INTRODUCTION :: Few would claim that the requirements for personal jurisdiction in federal courts, along with those for venue, are simple to understand with unambiguous definitions and clear concepts. To make matters more complex, certain areas of the law have specific venue and personal jurisdiction requirements. Often, the statutory jurisdiction and venue provisions will contain broad powers, like worldwide service of process. The interaction between these specific statutory provisions and the traditional requirements is often confusing and leads one to question whether the statutes supplement, override, or alter prior jurisdictional requirements.
Antitrust is one area of law where Congress provided specific statutory venue and jurisdiction provisions for corporate defendants. Section 12 of the Clayton Act authorizes special venue and service of process provisions for all antitrust plaintiffs against corporate defendants. Specifically, section 12 states:
Any suit, action, or proceeding under the antitrust laws against a corporation may be brought not only in the judicial district whereof it is an inhabitant, but also in any district wherein it may be found or transacts business; and all process in such cases may be served in the district of which it is an inhabitant, or wherever it may be found.
The first clause of section 12 establishes the venue requirements for corporate antitrust defendants; the second clause allows worldwide service of process.
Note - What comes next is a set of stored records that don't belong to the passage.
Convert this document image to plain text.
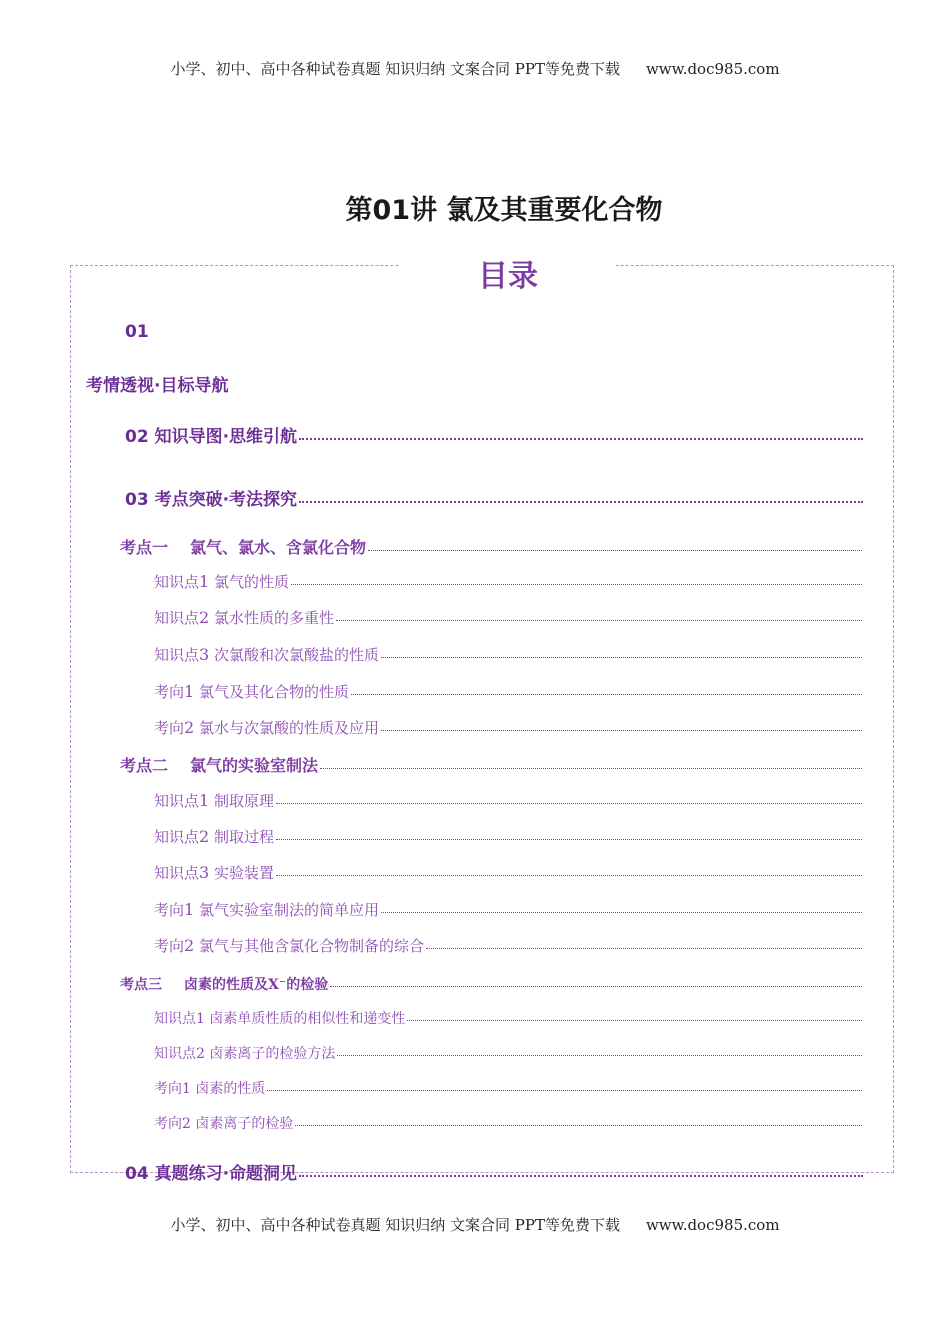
小学、初中、高中各种试卷真题 知识归纳 文案合同 PPT等免费下载 www.doc985.com
第01讲 氯及其重要化合物
目录
01
考情透视·目标导航
02 知识导图·思维引航
03 考点突破·考法探究
考点一 氯气、氯水、含氯化合物
知识点1 氯气的性质
知识点2 氯水性质的多重性
知识点3 次氯酸和次氯酸盐的性质
考向1 氯气及其化合物的性质
考向2 氯水与次氯酸的性质及应用
考点二 氯气的实验室制法
知识点1 制取原理
知识点2 制取过程
知识点3 实验装置
考向1 氯气实验室制法的简单应用
考向2 氯气与其他含氯化合物制备的综合
考点三 卤素的性质及X⁻的检验
知识点1 卤素单质性质的相似性和递变性
知识点2 卤素离子的检验方法
考向1 卤素的性质
考向2 卤素离子的检验
04 真题练习·命题洞见
小学、初中、高中各种试卷真题 知识归纳 文案合同 PPT等免费下载 www.doc985.com
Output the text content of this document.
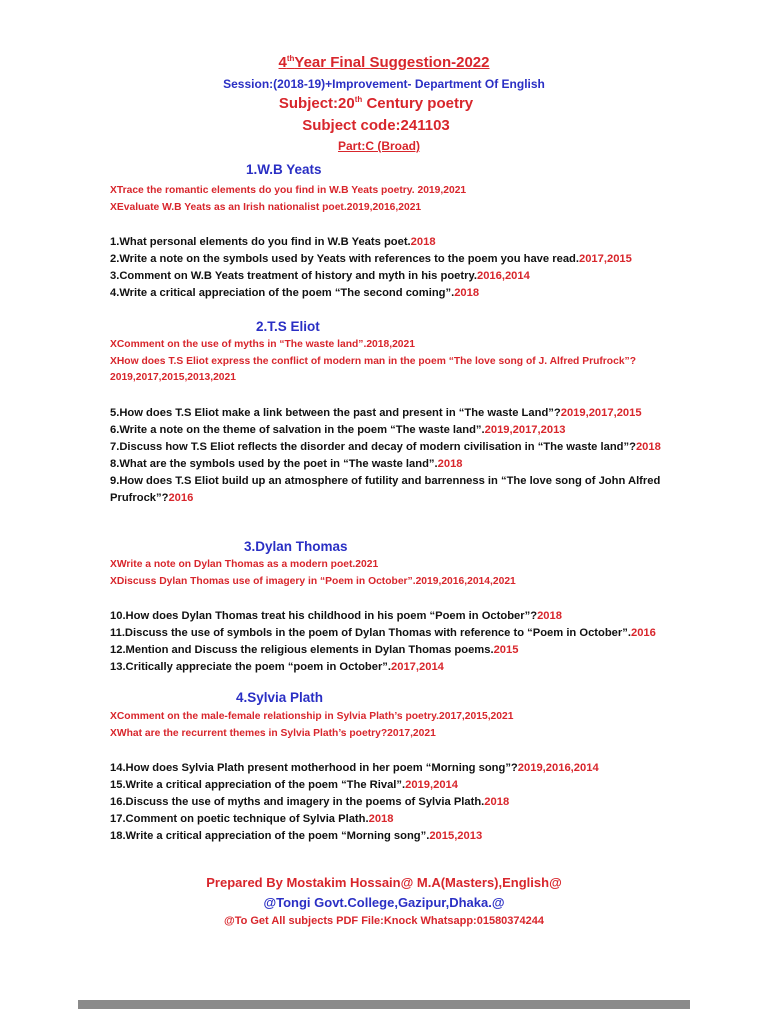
4thYear Final Suggestion-2022
Session:(2018-19)+Improvement- Department Of English
Subject:20th Century poetry
Subject code:241103
Part:C (Broad)
1.W.B Yeats
XTrace the romantic elements do you find in W.B Yeats poetry. 2019,2021
XEvaluate W.B Yeats as an Irish nationalist poet.2019,2016,2021
1.What personal elements do you find in W.B Yeats poet.2018
2.Write a note on the symbols used by Yeats with references to the poem you have read.2017,2015
3.Comment on W.B Yeats treatment of history and myth in his poetry.2016,2014
4.Write a critical appreciation of the poem “The second coming”.2018
2.T.S Eliot
XComment on the use of myths in “The waste land”.2018,2021
XHow does T.S Eliot express the conflict of modern man in the poem “The love song of J. Alfred Prufrock”?2019,2017,2015,2013,2021
5.How does T.S Eliot make a link between the past and present in “The waste Land”?2019,2017,2015
6.Write a note on the theme of salvation in the poem “The waste land”.2019,2017,2013
7.Discuss how T.S Eliot reflects the disorder and decay of modern civilisation in “The waste land”?2018
8.What are the symbols used by the poet in “The waste land”.2018
9.How does T.S Eliot build up an atmosphere of futility and barrenness in “The love song of John Alfred Prufrock”?2016
3.Dylan Thomas
XWrite a note on Dylan Thomas as a modern poet.2021
XDiscuss Dylan Thomas use of imagery in “Poem in October”.2019,2016,2014,2021
10.How does Dylan Thomas treat his childhood in his poem “Poem in October”?2018
11.Discuss the use of symbols in the poem of Dylan Thomas with reference to “Poem in October”.2016
12.Mention and Discuss the religious elements in Dylan Thomas poems.2015
13.Critically appreciate the poem “poem in October”.2017,2014
4.Sylvia Plath
XComment on the male-female relationship in Sylvia Plath’s poetry.2017,2015,2021
XWhat are the recurrent themes in Sylvia Plath’s poetry?2017,2021
14.How does Sylvia Plath present motherhood in her poem “Morning song”?2019,2016,2014
15.Write a critical appreciation of the poem “The Rival”.2019,2014
16.Discuss the use of myths and imagery in the poems of Sylvia Plath.2018
17.Comment on poetic technique of Sylvia Plath.2018
18.Write a critical appreciation of the poem “Morning song”.2015,2013
Prepared By Mostakim Hossain@ M.A(Masters),English@
@Tongi Govt.College,Gazipur,Dhaka.@
@To Get All subjects PDF File:Knock Whatsapp:01580374244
Given that a federal court may exercise personal jurisdiction over a defendant when service of process is authorized by a federal statute, 8 section 12 appears to authorize personal jurisdiction for antitrust defendants in virtually any district court of the United States.
Not all courts share this broad interpretation of section 12. While constitutional boundaries to jurisdiction remain, the federal circuits are divided on whether the section 12 venue clause is a further restriction to invoking worldwide service of process in corporate antitrust suits. Some circuits hold the venue provision is a prerequisite to worldwide service of process because of the words “in such cases.” Other courts find the venue language to be supplementary to existing general provisions and no additional restriction to worldwide service of process.
What difference could these competing interpretations have on antitrust defendants? The answer: a big difference. Under the narrow interpretation, defendants can be sued only using the more restrictive venue requirements found in section 12. Under the broad interpretation, courts may exercise jurisdiction and venue over a defendant if they meet the more liberal constitutional due process requirements, creating few limitations on bringing an antitrust suit. Courts following the broad interpretation justify their opinions through congressional history and antitrust public policy. Courts that narrowly interpret the venue statute rely heavily on prior dicta and the plain meaning of the language. Foreign defendants face even fewer restrictions because the power of 28 U.S.C. § 1391(d) typically overrides all other venue statutes and allows suit anywhere in the United States, subject to the typically lenient national minimum contacts restrictions.
This Note attempts to decipher the conflicting court decisions surrounding the topic of antitrust service of process and to offer guidance as to where suits could be brought for corporate defendants facing antitrust violations. In addition, this Note argues for the broad interpretation of section 12 of the Clayton Act for a more efficient and equitable application of the antitrust laws. Part II of this Note summarizes the existing venue and personal jurisdiction requirements, and describes how the federal courts treat statutes altering these requirements. Part III recounts the debate among the federal circuits on whether section 12 should be interpreted broadly, or whether it should remain restricted. Part IV explains the effects of the two interpretations on domestic corporate defendants, and provides rationales offered by the courts for both the broad and narrow interpretations. The same issues are then analyzed with additional considerations for foreign corporate defendants. Finally, this Note argues for the broadest possible interpretation of section 12 for both domestic and foreign corporate defendants. Notwithstanding future legislative clarification, federal courts must adopt a uniform, preferably broad, interpretation of section 12 for antitrust claims to be equitably enforced among all corporate defendants.